Recent advances in high-frequency financial trading have made light propagation delays between geographically separated exchanges relevant. Here we show that there exist optimal locations from which to coordinate the statistical arbitrage of pairs of spacelike separated securities, and calculate a representative map of such locations on Earth. Furthermore, trading local securities along chains of such intermediate locations results in a novel econophysical effect, in which the relativistic propagation of tradable information is effectively slowed or stopped by arbitrage.

Hat tip goes to Robert Cottrell, and Kevin Drum pulls the map out.

David Brooks nails it

The Democrats are on defense because they are unwilling to ask voters to confront the implications of their choices. Democrats seem to believe that most Americans want to preserve the 20th-century welfare state programs. But they are unwilling to ask voters to pay for them, and they are unwilling to describe the tax increases that would be required to cover their exploding future costs.

…Until they find a way to pay for the programs they support, they will not be serious players in this game. They will have no credible plans and will be in an angry but permanent retreat.

Here is the full column (NYT), worth one of your twenty.  As this is the blogosphere, it’s worth noting that many bloggers, including many of the best ones, will come right out and advocate higher taxes on the middle class.  But the Democrats more generally have painted themselves into a corner on this issue.  People will look back and see the non-expiration of the Bush tax cuts as a turning point.

Vaclav Smil

His books are excellent, you probably should read them all.

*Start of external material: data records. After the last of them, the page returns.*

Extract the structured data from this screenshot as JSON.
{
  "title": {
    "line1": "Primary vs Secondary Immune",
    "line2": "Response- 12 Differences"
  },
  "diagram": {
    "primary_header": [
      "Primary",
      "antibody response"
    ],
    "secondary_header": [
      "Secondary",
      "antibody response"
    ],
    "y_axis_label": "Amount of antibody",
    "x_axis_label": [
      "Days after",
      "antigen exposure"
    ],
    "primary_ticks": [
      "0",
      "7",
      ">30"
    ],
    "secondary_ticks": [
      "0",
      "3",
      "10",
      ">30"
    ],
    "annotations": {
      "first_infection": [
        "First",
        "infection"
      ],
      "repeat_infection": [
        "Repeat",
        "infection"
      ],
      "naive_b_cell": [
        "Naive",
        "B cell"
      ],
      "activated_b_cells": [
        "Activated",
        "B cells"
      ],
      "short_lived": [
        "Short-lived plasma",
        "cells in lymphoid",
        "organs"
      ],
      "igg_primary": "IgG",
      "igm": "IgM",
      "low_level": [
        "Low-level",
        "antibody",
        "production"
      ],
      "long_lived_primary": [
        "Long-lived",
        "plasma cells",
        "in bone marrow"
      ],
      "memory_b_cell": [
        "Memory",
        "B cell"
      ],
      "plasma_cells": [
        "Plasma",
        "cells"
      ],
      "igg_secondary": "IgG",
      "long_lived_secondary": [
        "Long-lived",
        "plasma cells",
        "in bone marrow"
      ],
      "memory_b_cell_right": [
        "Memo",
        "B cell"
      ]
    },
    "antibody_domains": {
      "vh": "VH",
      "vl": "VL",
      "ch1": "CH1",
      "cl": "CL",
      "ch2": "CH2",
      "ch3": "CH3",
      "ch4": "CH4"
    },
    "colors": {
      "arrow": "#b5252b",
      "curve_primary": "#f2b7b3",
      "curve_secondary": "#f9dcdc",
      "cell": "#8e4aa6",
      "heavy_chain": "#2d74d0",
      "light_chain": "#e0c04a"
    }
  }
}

His Energy Myths and Realities: Bringing Science to the Energy Policy Debate is depressing, excerpt:

A world without fossil fuel combustion is highly desirable, and, to be optimistic, our collective determination, commitment, and persistence could accelerate its arrival.  But getting there will be expensive and will require considerable patience.  Coming energy transitions will unfold, as the past ones have done, across decades, not years.

And this:

…do not underestimate the persistence and adaptability of old resources (remember that coal is still more important globally than natural gas) and established prime movers, particularly those that have been around for more than a century, including steam turbines and internal combustion engines.  Recall that the latest incarnations of the internal combustion engine, the new DiesOtto machines, have the potential to be more efficient than the best hybrid drives on today’s market.

My favorite book by him is Prime Movers of Globalization: The History and Impact of Diesel Engines and Gas Turbines, a better title and subtitle there never was.